Better to have a larger buffer length. Finally, it is setting the count of the buffer.
I currently set it to 10. Since this DMA buffer contains samples, the size
of the actual buffer is 20 Kilobytes in my case. Because there are cases where
the buffer cannot be emptied, Making the DMA buffer as large as
possible can cover the worst cases. But this DMA buffer is assigned to SRAM, and in
the case of ESP32-S3, the size of SRAM is 512 KB. So, the size of the DMA buffer
must be carefully controlled. This is a transmission test
from ESP32 to the server. In a 44.1kHz, 16-bit, Mono, the
amount of data that needs to be transferred to the server in
one second is 88 Kilobytes. If this is not met there will be
problems playing audio on other clients. It's currently receiving 86 sample data of
length 1024 from the server in 1 second. This isn't bad. However, this is
assuming there is no network delay. WebSockets also work over TCP. It has a
higher network traffic load compared to UDP. Unfortunately, UDP-based WebSockets are not
supported, so if you need a better system, I recommend creating a WebRTC-based service. There is WebRTC's RTCDataChannel
API for UDP-like communication. This system is server-centric.
All clients connect to the server, receive the audio data sent by the ESP32 to
the server, and play it in each web browser. Sampling data obtained from the INMP441
can be directly played using a PCM player. The reason why WebSocket is used even
though it is based on TCP is that it makes it very simple to create a system that
sends and receives data from client to client. If you don't like this, try writing a server
based on UDP or WebRTC as I mentioned before. Also, I have a plan for that too.
Let's see how I can build it. This is a server code based on node js.
This server is simply responsible for sending data to connected WebSocket clients. On the right is the audio_client HTML file
you can connect to it from your web browser. The server prepares for HTTP
and WebSocket connections. While the server is running, enter the IP address, port number and audio path in the web
browser to open audio_client.html.
What you do here is to update the
IP address of the WebSocket server. Since the current server runs locally,
it will be a local IP address. You can easily get the IP address
with the ifconfig command on Mac and the ipconfig command on Windows. This PCM Player plays audio
samples obtained from INMP441. Since Bits per sample is
16 bits, it is Integer 16. It's mono, so it has 1 channel.
The sample rate is 44100. After setup, audio data can be output to the
speaker through the player's feed function. As you can see here, Plotly
is used to draw audio graphs. It is recommended to remove this
if your system is slowing down. You can download this source
code from my GitHub page. Please give it a try and let me
know if you have any problems. After downloading the source code, install the package with NPM.

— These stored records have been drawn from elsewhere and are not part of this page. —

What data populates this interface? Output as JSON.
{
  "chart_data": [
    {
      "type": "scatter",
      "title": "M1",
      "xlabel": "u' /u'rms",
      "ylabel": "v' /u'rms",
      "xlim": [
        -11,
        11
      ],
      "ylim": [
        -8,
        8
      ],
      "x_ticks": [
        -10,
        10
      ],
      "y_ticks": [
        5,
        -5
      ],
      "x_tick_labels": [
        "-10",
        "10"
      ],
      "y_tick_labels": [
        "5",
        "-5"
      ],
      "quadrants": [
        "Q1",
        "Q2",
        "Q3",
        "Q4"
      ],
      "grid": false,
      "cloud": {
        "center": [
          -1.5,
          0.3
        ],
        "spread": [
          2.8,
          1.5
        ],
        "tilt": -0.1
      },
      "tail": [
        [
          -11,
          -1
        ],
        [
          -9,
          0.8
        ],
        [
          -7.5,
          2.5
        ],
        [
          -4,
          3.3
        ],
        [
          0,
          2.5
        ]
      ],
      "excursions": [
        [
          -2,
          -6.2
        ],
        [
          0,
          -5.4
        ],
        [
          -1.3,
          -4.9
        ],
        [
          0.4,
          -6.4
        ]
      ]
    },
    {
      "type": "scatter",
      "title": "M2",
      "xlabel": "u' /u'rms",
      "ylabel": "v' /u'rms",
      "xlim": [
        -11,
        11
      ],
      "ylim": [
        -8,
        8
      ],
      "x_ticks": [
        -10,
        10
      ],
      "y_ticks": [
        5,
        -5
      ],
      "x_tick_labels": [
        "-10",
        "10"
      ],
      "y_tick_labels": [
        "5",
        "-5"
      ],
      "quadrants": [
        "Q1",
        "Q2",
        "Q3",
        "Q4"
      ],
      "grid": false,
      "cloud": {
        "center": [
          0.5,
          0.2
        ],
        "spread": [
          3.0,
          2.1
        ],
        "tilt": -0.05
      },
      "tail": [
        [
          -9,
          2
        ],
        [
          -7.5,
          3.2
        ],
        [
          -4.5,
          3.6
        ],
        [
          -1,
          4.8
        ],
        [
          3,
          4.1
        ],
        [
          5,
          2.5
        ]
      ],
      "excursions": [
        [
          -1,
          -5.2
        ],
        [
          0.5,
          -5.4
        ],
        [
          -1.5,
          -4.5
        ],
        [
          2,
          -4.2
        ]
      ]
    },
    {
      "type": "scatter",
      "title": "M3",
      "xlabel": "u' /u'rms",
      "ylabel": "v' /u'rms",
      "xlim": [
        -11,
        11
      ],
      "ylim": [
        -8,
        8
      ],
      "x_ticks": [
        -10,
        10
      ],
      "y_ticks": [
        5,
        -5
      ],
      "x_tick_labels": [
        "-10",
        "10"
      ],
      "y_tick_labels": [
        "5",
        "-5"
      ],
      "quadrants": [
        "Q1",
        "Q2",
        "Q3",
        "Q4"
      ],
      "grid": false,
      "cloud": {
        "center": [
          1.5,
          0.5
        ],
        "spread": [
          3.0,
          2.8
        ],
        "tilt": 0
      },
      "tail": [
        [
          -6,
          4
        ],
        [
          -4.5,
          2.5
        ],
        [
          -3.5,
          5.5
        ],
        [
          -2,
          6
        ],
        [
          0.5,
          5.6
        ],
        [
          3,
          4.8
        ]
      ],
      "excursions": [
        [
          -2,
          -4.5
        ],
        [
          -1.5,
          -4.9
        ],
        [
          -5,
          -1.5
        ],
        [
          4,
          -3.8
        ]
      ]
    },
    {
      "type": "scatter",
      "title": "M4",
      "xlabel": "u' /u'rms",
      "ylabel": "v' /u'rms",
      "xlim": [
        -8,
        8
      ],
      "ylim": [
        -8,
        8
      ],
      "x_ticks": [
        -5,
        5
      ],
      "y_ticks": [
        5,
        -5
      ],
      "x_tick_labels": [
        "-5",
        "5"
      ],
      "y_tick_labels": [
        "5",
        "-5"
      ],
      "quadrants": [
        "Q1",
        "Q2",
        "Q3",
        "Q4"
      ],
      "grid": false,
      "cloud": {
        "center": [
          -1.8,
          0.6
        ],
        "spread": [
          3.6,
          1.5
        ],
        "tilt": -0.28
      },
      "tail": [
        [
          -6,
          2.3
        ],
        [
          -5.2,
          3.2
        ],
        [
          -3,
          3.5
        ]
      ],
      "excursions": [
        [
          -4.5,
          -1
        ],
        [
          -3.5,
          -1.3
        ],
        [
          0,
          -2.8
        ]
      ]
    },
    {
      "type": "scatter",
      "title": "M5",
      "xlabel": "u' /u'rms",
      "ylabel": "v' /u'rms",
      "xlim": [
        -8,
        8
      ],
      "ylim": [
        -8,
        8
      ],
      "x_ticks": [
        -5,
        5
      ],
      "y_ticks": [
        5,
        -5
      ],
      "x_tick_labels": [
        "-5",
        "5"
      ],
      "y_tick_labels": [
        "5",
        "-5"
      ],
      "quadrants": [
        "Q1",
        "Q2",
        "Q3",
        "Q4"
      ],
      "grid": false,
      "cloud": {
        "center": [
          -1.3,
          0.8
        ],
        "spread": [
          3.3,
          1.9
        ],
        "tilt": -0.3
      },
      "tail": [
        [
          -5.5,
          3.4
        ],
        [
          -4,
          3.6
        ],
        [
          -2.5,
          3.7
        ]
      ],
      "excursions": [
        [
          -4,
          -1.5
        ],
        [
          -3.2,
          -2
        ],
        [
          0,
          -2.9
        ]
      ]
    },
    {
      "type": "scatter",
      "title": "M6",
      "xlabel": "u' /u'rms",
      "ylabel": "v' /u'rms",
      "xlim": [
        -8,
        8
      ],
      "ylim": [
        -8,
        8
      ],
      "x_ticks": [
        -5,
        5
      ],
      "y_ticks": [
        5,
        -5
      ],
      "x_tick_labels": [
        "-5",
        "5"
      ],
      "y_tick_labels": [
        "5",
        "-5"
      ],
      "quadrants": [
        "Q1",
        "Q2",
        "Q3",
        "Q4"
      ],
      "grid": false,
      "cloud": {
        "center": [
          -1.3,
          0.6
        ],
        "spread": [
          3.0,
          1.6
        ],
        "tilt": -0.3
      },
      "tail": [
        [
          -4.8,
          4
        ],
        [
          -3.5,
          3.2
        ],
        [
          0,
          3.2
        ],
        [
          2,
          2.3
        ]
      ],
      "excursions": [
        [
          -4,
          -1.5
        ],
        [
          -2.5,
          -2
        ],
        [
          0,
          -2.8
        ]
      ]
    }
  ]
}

Then start the server. That's it server is running now. Now connect power to the ESP32 or reset it
so that it can connect to the server. Enter the address and connect to the server.
This is the first client. You can connect it in the
same way from other devices. It seems difficult to continuously stream 44100Hz audio sampling in a TCP
environment without interruption. It's because network latency can always occur.
If possible, please change it to 16000Hz in my code and test it. You can
see that it works much smoother. Usually, in my case, I do a lot of projects
to create a central server, receive data from multiple devices, and analyze and process it. That's why I shared a project
that can do this kind of test.
It's not that easy to continuously transmit streaming data over
the network. Many things must be considered. What I've done is a minimal version. I hope
this will be a stepping stone for your project. That's it for today.
Thank you for watching. See you on the next project.